You will just need to specify that, hey, I want to scrape data from this page, this is a product page, or a real estate listing,

or an article page,

and give you all the data points. And the API will give you all the data points and you won't need to struggle with, you know, the selectors or XPAS or whatever.

1 of the other ways of scaling the collection

of web data is by using proxies

to help with

things like access restriction, where there might be some sort of

geo IP blocking setup or

issues with

the lack of a matching user agent that a site might set up. So I'm wondering if you can talk through some of the considerations

of using proxies, when you might want to use them, and some of the features you should look at if you're trying to either select or implement a proxy yourself?

Yeah. So there are some reasons that you would want to or need to use proxies. 1 of them, just like you mentioned, if there is some kind of geo blocking that the website implemented or if you want to get geo specific data from the website, meaning that the website shows you a different page or different data based depending on where you are.

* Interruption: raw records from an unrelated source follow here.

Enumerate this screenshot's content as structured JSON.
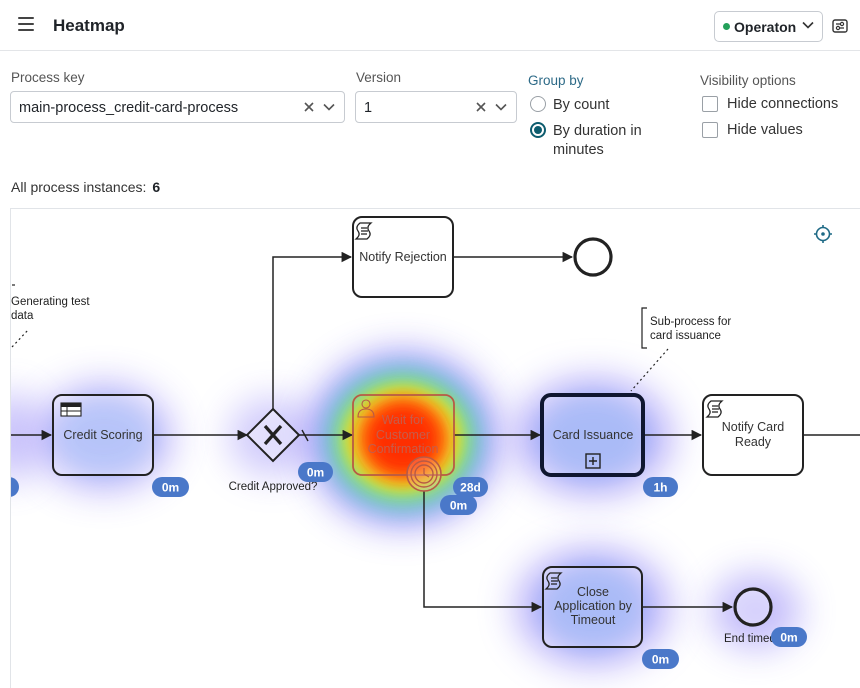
{
  "header": {
    "title": "Heatmap",
    "engine": "Operaton",
    "engine_status_color": "#23a05a"
  },
  "filters": {
    "process_key_label": "Process key",
    "process_key_value": "main-process_credit-card-process",
    "version_label": "Version",
    "version_value": "1",
    "group_by_label": "Group by",
    "group_by_options": [
      {
        "label_line1": "By count",
        "label_line2": "",
        "selected": false
      },
      {
        "label_line1": "By duration in",
        "label_line2": "minutes",
        "selected": true
      }
    ],
    "visibility_label": "Visibility options",
    "visibility_options": [
      {
        "label": "Hide connections",
        "checked": false
      },
      {
        "label": "Hide values",
        "checked": false
      }
    ]
  },
  "summary": {
    "instances_label": "All process instances:",
    "instances_count": "6"
  },
  "diagram": {
    "annotations": {
      "generating_line1": "Generating test",
      "generating_line2": "data",
      "subprocess_line1": "Sub-process for",
      "subprocess_line2": "card issuance"
    },
    "tasks": {
      "notify_rejection": "Notify Rejection",
      "credit_scoring": "Credit Scoring",
      "wait_line1": "Wait for",
      "wait_line2": "Customer",
      "wait_line3": "Confirmation",
      "card_issuance": "Card Issuance",
      "notify_ready_line1": "Notify Card",
      "notify_ready_line2": "Ready",
      "close_line1": "Close",
      "close_line2": "Application by",
      "close_line3": "Timeout"
    },
    "labels": {
      "gateway": "Credit Approved?",
      "end_timed": "End timed"
    },
    "badges": {
      "credit_scoring": "0m",
      "gateway": "0m",
      "wait": "28d",
      "timer": "0m",
      "card_issuance": "1h",
      "close": "0m",
      "end_timed": "0m"
    },
    "colors": {
      "badge": "#4a78c9",
      "heat_cool": "#7b6cf5",
      "heat_hot": "#ff2a00"
    }
  }
}
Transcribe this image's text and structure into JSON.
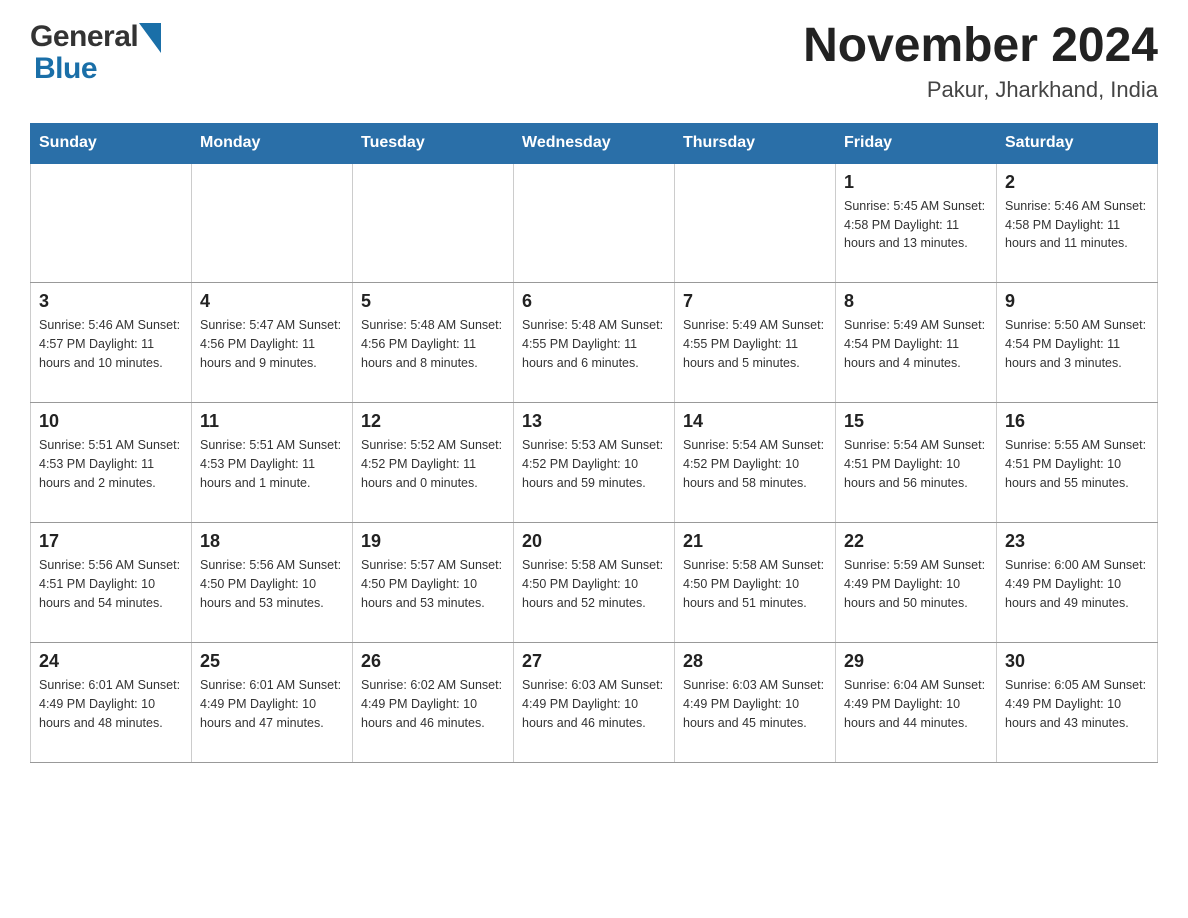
{
  "header": {
    "logo_general": "General",
    "logo_blue": "Blue",
    "month_title": "November 2024",
    "location": "Pakur, Jharkhand, India"
  },
  "calendar": {
    "days_of_week": [
      "Sunday",
      "Monday",
      "Tuesday",
      "Wednesday",
      "Thursday",
      "Friday",
      "Saturday"
    ],
    "weeks": [
      [
        {
          "day": "",
          "info": ""
        },
        {
          "day": "",
          "info": ""
        },
        {
          "day": "",
          "info": ""
        },
        {
          "day": "",
          "info": ""
        },
        {
          "day": "",
          "info": ""
        },
        {
          "day": "1",
          "info": "Sunrise: 5:45 AM\nSunset: 4:58 PM\nDaylight: 11 hours and 13 minutes."
        },
        {
          "day": "2",
          "info": "Sunrise: 5:46 AM\nSunset: 4:58 PM\nDaylight: 11 hours and 11 minutes."
        }
      ],
      [
        {
          "day": "3",
          "info": "Sunrise: 5:46 AM\nSunset: 4:57 PM\nDaylight: 11 hours and 10 minutes."
        },
        {
          "day": "4",
          "info": "Sunrise: 5:47 AM\nSunset: 4:56 PM\nDaylight: 11 hours and 9 minutes."
        },
        {
          "day": "5",
          "info": "Sunrise: 5:48 AM\nSunset: 4:56 PM\nDaylight: 11 hours and 8 minutes."
        },
        {
          "day": "6",
          "info": "Sunrise: 5:48 AM\nSunset: 4:55 PM\nDaylight: 11 hours and 6 minutes."
        },
        {
          "day": "7",
          "info": "Sunrise: 5:49 AM\nSunset: 4:55 PM\nDaylight: 11 hours and 5 minutes."
        },
        {
          "day": "8",
          "info": "Sunrise: 5:49 AM\nSunset: 4:54 PM\nDaylight: 11 hours and 4 minutes."
        },
        {
          "day": "9",
          "info": "Sunrise: 5:50 AM\nSunset: 4:54 PM\nDaylight: 11 hours and 3 minutes."
        }
      ],
      [
        {
          "day": "10",
          "info": "Sunrise: 5:51 AM\nSunset: 4:53 PM\nDaylight: 11 hours and 2 minutes."
        },
        {
          "day": "11",
          "info": "Sunrise: 5:51 AM\nSunset: 4:53 PM\nDaylight: 11 hours and 1 minute."
        },
        {
          "day": "12",
          "info": "Sunrise: 5:52 AM\nSunset: 4:52 PM\nDaylight: 11 hours and 0 minutes."
        },
        {
          "day": "13",
          "info": "Sunrise: 5:53 AM\nSunset: 4:52 PM\nDaylight: 10 hours and 59 minutes."
        },
        {
          "day": "14",
          "info": "Sunrise: 5:54 AM\nSunset: 4:52 PM\nDaylight: 10 hours and 58 minutes."
        },
        {
          "day": "15",
          "info": "Sunrise: 5:54 AM\nSunset: 4:51 PM\nDaylight: 10 hours and 56 minutes."
        },
        {
          "day": "16",
          "info": "Sunrise: 5:55 AM\nSunset: 4:51 PM\nDaylight: 10 hours and 55 minutes."
        }
      ],
      [
        {
          "day": "17",
          "info": "Sunrise: 5:56 AM\nSunset: 4:51 PM\nDaylight: 10 hours and 54 minutes."
        },
        {
          "day": "18",
          "info": "Sunrise: 5:56 AM\nSunset: 4:50 PM\nDaylight: 10 hours and 53 minutes."
        },
        {
          "day": "19",
          "info": "Sunrise: 5:57 AM\nSunset: 4:50 PM\nDaylight: 10 hours and 53 minutes."
        },
        {
          "day": "20",
          "info": "Sunrise: 5:58 AM\nSunset: 4:50 PM\nDaylight: 10 hours and 52 minutes."
        },
        {
          "day": "21",
          "info": "Sunrise: 5:58 AM\nSunset: 4:50 PM\nDaylight: 10 hours and 51 minutes."
        },
        {
          "day": "22",
          "info": "Sunrise: 5:59 AM\nSunset: 4:49 PM\nDaylight: 10 hours and 50 minutes."
        },
        {
          "day": "23",
          "info": "Sunrise: 6:00 AM\nSunset: 4:49 PM\nDaylight: 10 hours and 49 minutes."
        }
      ],
      [
        {
          "day": "24",
          "info": "Sunrise: 6:01 AM\nSunset: 4:49 PM\nDaylight: 10 hours and 48 minutes."
        },
        {
          "day": "25",
          "info": "Sunrise: 6:01 AM\nSunset: 4:49 PM\nDaylight: 10 hours and 47 minutes."
        },
        {
          "day": "26",
          "info": "Sunrise: 6:02 AM\nSunset: 4:49 PM\nDaylight: 10 hours and 46 minutes."
        },
        {
          "day": "27",
          "info": "Sunrise: 6:03 AM\nSunset: 4:49 PM\nDaylight: 10 hours and 46 minutes."
        },
        {
          "day": "28",
          "info": "Sunrise: 6:03 AM\nSunset: 4:49 PM\nDaylight: 10 hours and 45 minutes."
        },
        {
          "day": "29",
          "info": "Sunrise: 6:04 AM\nSunset: 4:49 PM\nDaylight: 10 hours and 44 minutes."
        },
        {
          "day": "30",
          "info": "Sunrise: 6:05 AM\nSunset: 4:49 PM\nDaylight: 10 hours and 43 minutes."
        }
      ]
    ]
  }
}
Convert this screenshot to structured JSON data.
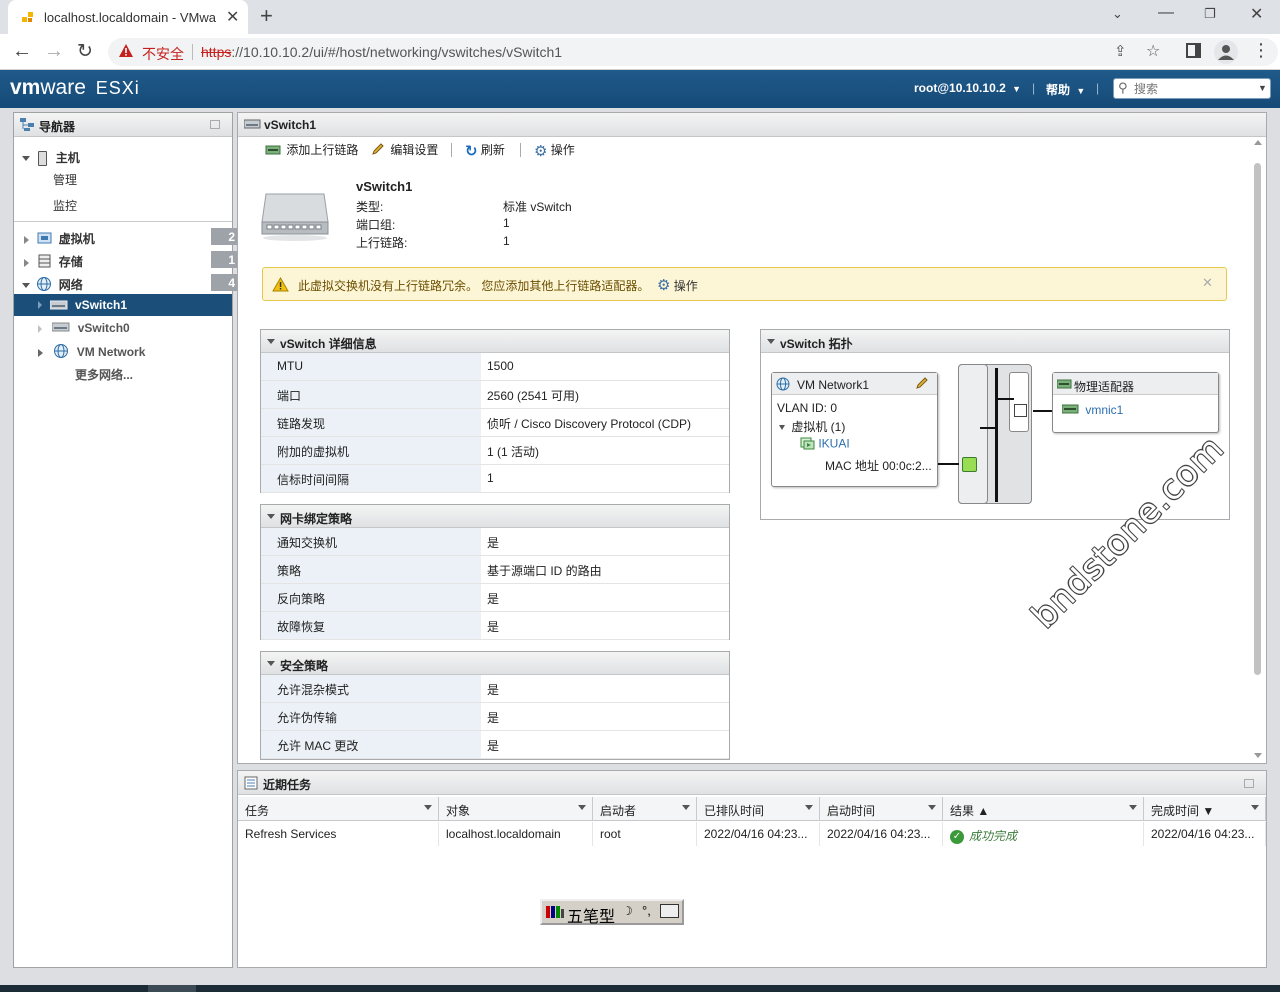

So if, for example, in e commerce,

you might see a different

price or different delivery or shipping information based on your location. And so in order to get this kind of data, you need to use geo geo targeted proxies. The second reason why we why you would use proxies is when you're trying to

scrape

a lot of data regularly, consistently

from a website,

you will just not be able to get it from, you know, from your computer or data center because the website will realize that you are a bot and it will block you even though what you're doing is, you know, ethical and you are making sure that you are polite. The website can still block you. With proxies, the interesting thing is that when people experience issues

with the web scraping project, meaning that they start to experience blocks,

most of the time, they know that need they need to use proxies. But many times it's it's not just the proxies itself. Like, proxy itself is is a commodity. Like, you can buy proxies

from many many countries.

You can buy different kinds of proxies, data center proxies, residential proxies.

There are all kinds of proxies out there that you can buy, but with web scraping, if you want to be efficient,

it's really about how you manage those proxies that you have. So let's

say you are trying to scale up your project, you experience issues with data quality,

you don't get, successful requests,

and you want to start using proxies.

1 solution that you could do is to just buy a bunch of proxies and just rotate them randomly. And that might work for a while, but that's definitely not an efficient way to do things. What I would say the best way to do it is to get proxies, but put a lot of consideration

into how you manage those proxies.

So for example, at scrapinghub,

we have a platform

which is helping you with web scraping on all levels.

You can run your spiders in the cloud, we we provide these

machine learning based APIs.

We have solutions, etcetera, but we also provide proxies. But the way we think about this is that what you really want is not really proxies.

It's just a mean to an end. What you really want is successful requests.

So what we give you

is not just proxies, but a full proxy management solution.

Yes, we have proxies, but the main thing is that how we manage the proxies for you. Like, there are many tactics

that you can use to manage the proxies in in a smart way. So for example,

a website might, you know, block a proxy.

You know, 1 time it might block a proxy, but it doesn't mean that it will be blocked forever. So you can you can retry the proxy

a day later, a week later, a month later, and it might work again.

With smart proxy management,

it's really about making use of your current proxies.

Like usually, the customers that come to us, they just don't want to deal with this whole proxy management thing. They just want a solution that gives them successful requests.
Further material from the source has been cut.